Want to look and feel young, fresh, and like you just spent a weekend in the Bahamas? Save your money and follow these quick and cheap lifestyle fixes:
1) Use Sunscreen
• Problem: UV radiation from the sun is a carcinogen and was responsible for almost 60,000 skin cancer diagnoses and over 8,600 deaths in the United States in 2008 (CDC) alone. Excessive UV exposure can damage DNA and accelerate skin wrinkling and dryness.
• Solution: Reapply sunscreen throughout the day if you know you’re going to be in direct sunlight. Researchers believe between 5-30 minutes of sunlight between the hours of 10am and 3pm is all that is needed to get the proper daily dose of Vitamin D. Avoid tanning beds all together, as they can emit abnormally high doses of UV radiation. To keep your skin looking extra fresh try the Voskos Greek Yogurt face mask. Greek yogurt contains lactic acid, which can help exfoliate and moisturize the skin.
2) Minimize Stress
• Problem: In my opinion, stress is one of the major causes of aging and most diseases. Chronic stress can wreak havoc on the endocrine system and create hormonal imbalances. Chronic stress has been shown to accelerate atherosclerosis, Type II diabetes, abdominal obesity, and hypertension (McEwen and Seeman 1999). It can also lead to “immunosuppressive effects” causing you to get sick more often.
• Solution: Make stress management a priority and find time during your day to de-stress. Methods such as yoga, tai chi, meditation, and exercise have all been shown in clinical settings to reduce blood cortisol levels (the body’s stress hormone).
3) Maintain a Proper Diet
• Problem: The modern American diet is high in trans- and saturated fats, refined carbohydrates, and sugar (both from sucrose and high-fructose corn syrup). This type of diet has been linked on many accounts to numerous diseases such as heart disease, obesity, Type II diabetes, and even some cancers!
• Solution: Maintain a diet that is high in fruits and vegetables (rich in anti-oxidants), lean protein (mainly egg whites, poultry, and fish), nuts and seeds, and whole grains. The only supplement I take is EPA-DHA fish oil (approximately 3 grams per day). Avoid eating out whenever possible. If time is an issue, make all of your meals ahead of time on Sunday for the following week. Don’t forget to drink between 1-3 liters of water (depending on physical activity) daily to help flush out toxins from the liver.
4) Limit Alcohol Consumption
• Problem: Alcohol is a poison, and thus should be consumed in very small quantities. The side effects are seemingly endless: weight gain, hypertension, impaired immunity, some cancers, fatty liver, hepatitis, liver cirrhosis, and liver cancer. Your liver can only metabolize about 1 drink per hour. Chronic alcohol use will accelerate the aging process.
• Solution: Limit alcohol consumption to 1-2 drinks per weekend, or even better, 1-2 drinks per month.

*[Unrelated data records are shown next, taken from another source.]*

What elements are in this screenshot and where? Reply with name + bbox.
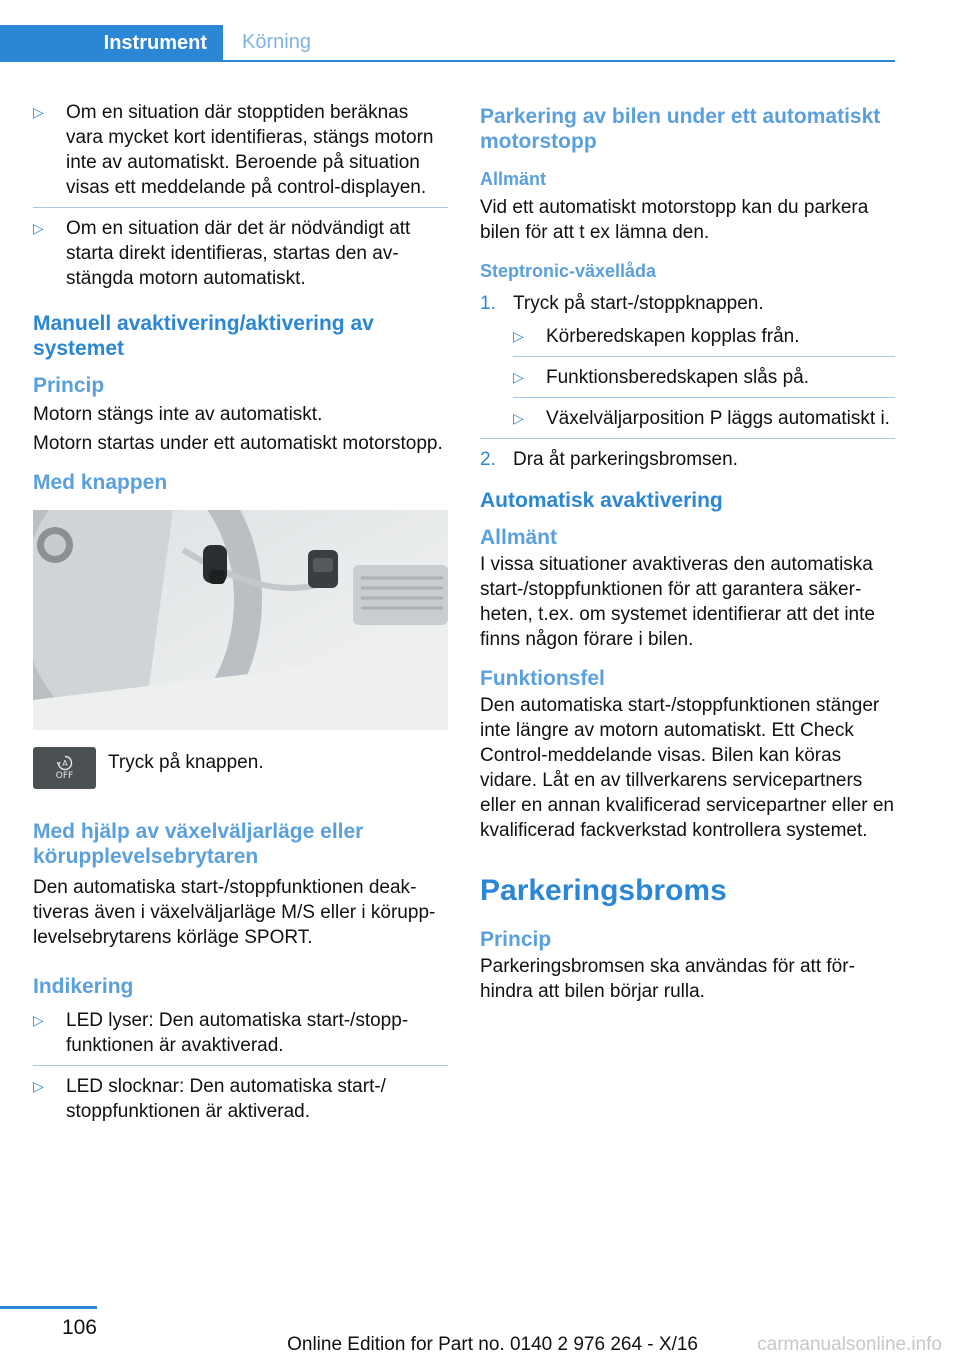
left-column (33, 100, 448, 1140)
funktionsfel-paragraph: Den automatiska start-/stoppfunktionen stänger inte längre av motorn automatiskt. Ett Check Control-meddelande visas. Bilen kan köras vidare. Låt en av tillverkarens servicepartners eller en annan kvalificerad servicepartner eller en kvalificerad fackverkstad kontrollera systemet. (480, 695, 895, 841)
list-item: 1. Tryck på start-/stoppknappen. ▷ Körberedskapen kopplas från. ▷ Funktionsberedskapen slås på. ▷ Växelväljarposition P läggs automatiskt i. (480, 291, 895, 439)
heading-automatisk-avaktivering: Automatisk avaktivering (480, 489, 723, 512)
heading-allmant-1: Allmänt (480, 169, 547, 189)
heading-indikering: Indikering (33, 975, 134, 998)
heading-princip: Princip (33, 374, 105, 397)
heading-princip-2: Princip (480, 928, 552, 951)
triangle-bullet-icon: ▷ (33, 1078, 44, 1094)
list-item: ▷ Om en situation där stopptiden beräknas vara mycket kort identifieras, stängs motorn inte av automatiskt. Beroende på situation visas ett meddelande på control-displayen. (33, 100, 448, 208)
tab-korning[interactable]: Körning (242, 31, 311, 53)
heading-med-knappen: Med knappen (33, 471, 168, 494)
page-number: 106 (61, 1316, 97, 1339)
list-item: ▷ Om en situation där det är nödvändigt att starta direkt identifieras, startas den avstängda motorn automatiskt. (33, 218, 411, 289)
list-item: ▷ Funktionsberedskapen slås på. (513, 365, 895, 398)
right-column (480, 100, 895, 1004)
step-1-sublist (513, 324, 895, 431)
page-number-rule (0, 1306, 97, 1309)
heading-funktionsfel: Funktionsfel (480, 667, 605, 690)
vaxel-paragraph: Den automatiska start-/stoppfunktionen deaktiveras även i växelväljarläge M/S eller i körupplevelsebrytarens körläge SPORT. (33, 877, 436, 948)
button-caption: Tryck på knappen. (108, 752, 264, 773)
watermark: carmanualsonline.info (757, 1334, 942, 1355)
allmant-2-paragraph: I vissa situationer avaktiveras den automatiska start-/stoppfunktionen för att garantera säkerheten, t.ex. om systemet identifierar att det inte finns någon förare i bilen. (480, 554, 875, 650)
triangle-bullet-icon: ▷ (513, 410, 524, 426)
dashboard-photo (33, 510, 448, 730)
heading-allmant-2: Allmänt (480, 526, 558, 549)
button-caption-row (33, 747, 448, 789)
button-icon-label: OFF (55, 771, 74, 781)
list-item: ▷ LED lyser: Den automatiska start-/stoppfunktionen är avaktiverad. (33, 1008, 448, 1066)
edition-footer: Online Edition for Part no. 0140 2 976 264 - X/16 (287, 1334, 698, 1355)
heading-parkering: Parkering av bilen under ett automatiskt motorstopp (480, 105, 881, 153)
stop-conditions-list (33, 100, 448, 299)
auto-start-stop-button-icon (33, 747, 96, 789)
dashboard-illustration (33, 510, 448, 730)
princip-line-2: Motorn startas under ett automatiskt motorstopp. (33, 433, 443, 454)
header-rule (0, 60, 895, 62)
princip-line-1: Motorn stängs inte av automatiskt. (33, 404, 323, 425)
triangle-bullet-icon: ▷ (513, 328, 524, 344)
princip-2-paragraph: Parkeringsbromsen ska användas för att förhindra att bilen börjar rulla. (480, 956, 855, 1002)
heading-steptronic: Steptronic-växellåda (480, 261, 657, 281)
step-number: 2. (480, 449, 496, 470)
triangle-bullet-icon: ▷ (33, 220, 44, 236)
steptronic-steps (480, 291, 895, 480)
heading-parkeringsbroms: Parkeringsbroms (480, 874, 727, 907)
list-item: 2. Dra åt parkeringsbromsen. (480, 449, 738, 470)
heading-med-hjalp: Med hjälp av växelväljarläge eller körupplevelsebrytaren (33, 820, 364, 868)
heading-manual-deactivation: Manuell avaktivering/aktivering av systemet (33, 312, 374, 360)
auto-a-icon (57, 755, 73, 771)
step-number: 1. (480, 293, 496, 314)
svg-text:A: A (61, 759, 68, 768)
indikering-list (33, 1008, 448, 1132)
list-item: ▷ Växelväljarposition P läggs automatiskt i. (513, 408, 890, 429)
triangle-bullet-icon: ▷ (33, 104, 44, 120)
tab-instrument[interactable]: Instrument (0, 25, 223, 62)
allmant-1-paragraph: Vid ett automatiskt motorstopp kan du parkera bilen för att t ex lämna den. (480, 197, 869, 243)
header-tabbar (0, 25, 895, 62)
triangle-bullet-icon: ▷ (33, 1012, 44, 1028)
list-item: ▷ LED slocknar: Den automatiska start-/ stoppfunktionen är aktiverad. (33, 1076, 386, 1122)
list-item: ▷ Körberedskapen kopplas från. (513, 324, 895, 357)
triangle-bullet-icon: ▷ (513, 369, 524, 385)
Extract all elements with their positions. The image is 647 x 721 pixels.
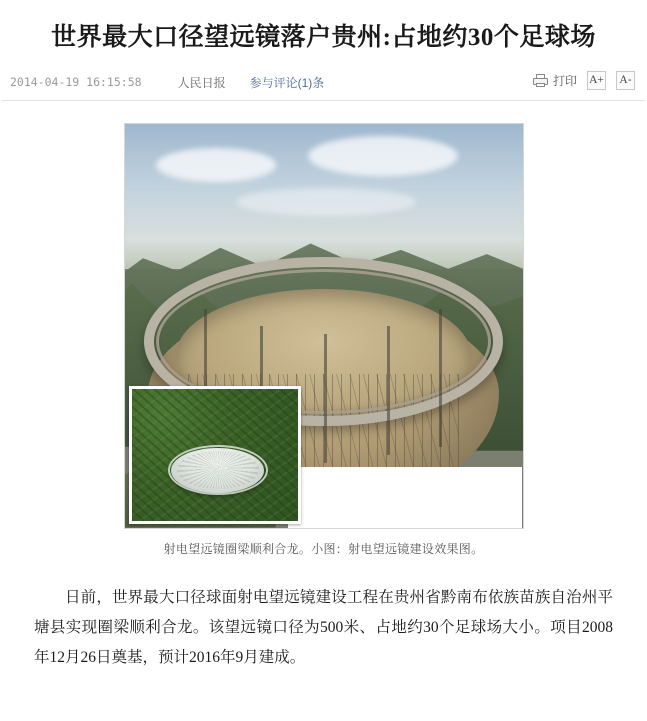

5) Don’t Smoke Anything, Period!
• Problem: There is no benefit to smoking. Whether a substance is addictive or not, smoking causes cancer of the bladder, cervix, esophagus, kidneys, larynx, lungs, pharynx, pancreas, oral cavity, and stomach, as well as birth defects, coronary heart disease, emphysema, bronchitis, and COPD, just to name a few. Given the correlation between disease and aging, smoking will cause you to age faster.
• Solution: Don’t smoke anything, Period!
6) Limit Prescription Drug Use
• Problem: These days there is a drug for everything. Sometimes (more often than not), the long-term side effects of these drugs outweigh the benefits. Living a healthy lifestyle can often fix some health problems without drug use. For example, simply changing dietary and exercise habits can alleviate the hypertension and Type II diabetes caused by obesity.
• Solution: Prescription drugs should be an absolute last resort. Talk to your doctor about weighing the long-term risks and benefits of the drugs you are taking.
7) Get Proper Sleep
• Problem: Most people don’t get enough sleep and vary the times that they go to bed. Altering your circadian rhythm can cause metabolic and hormonal fluctuations, leading to increases in stress and fat storage.
• Solution: Get a consistent 7-8 hours of sleep per night and try to go to bed and wake up at the same times every day.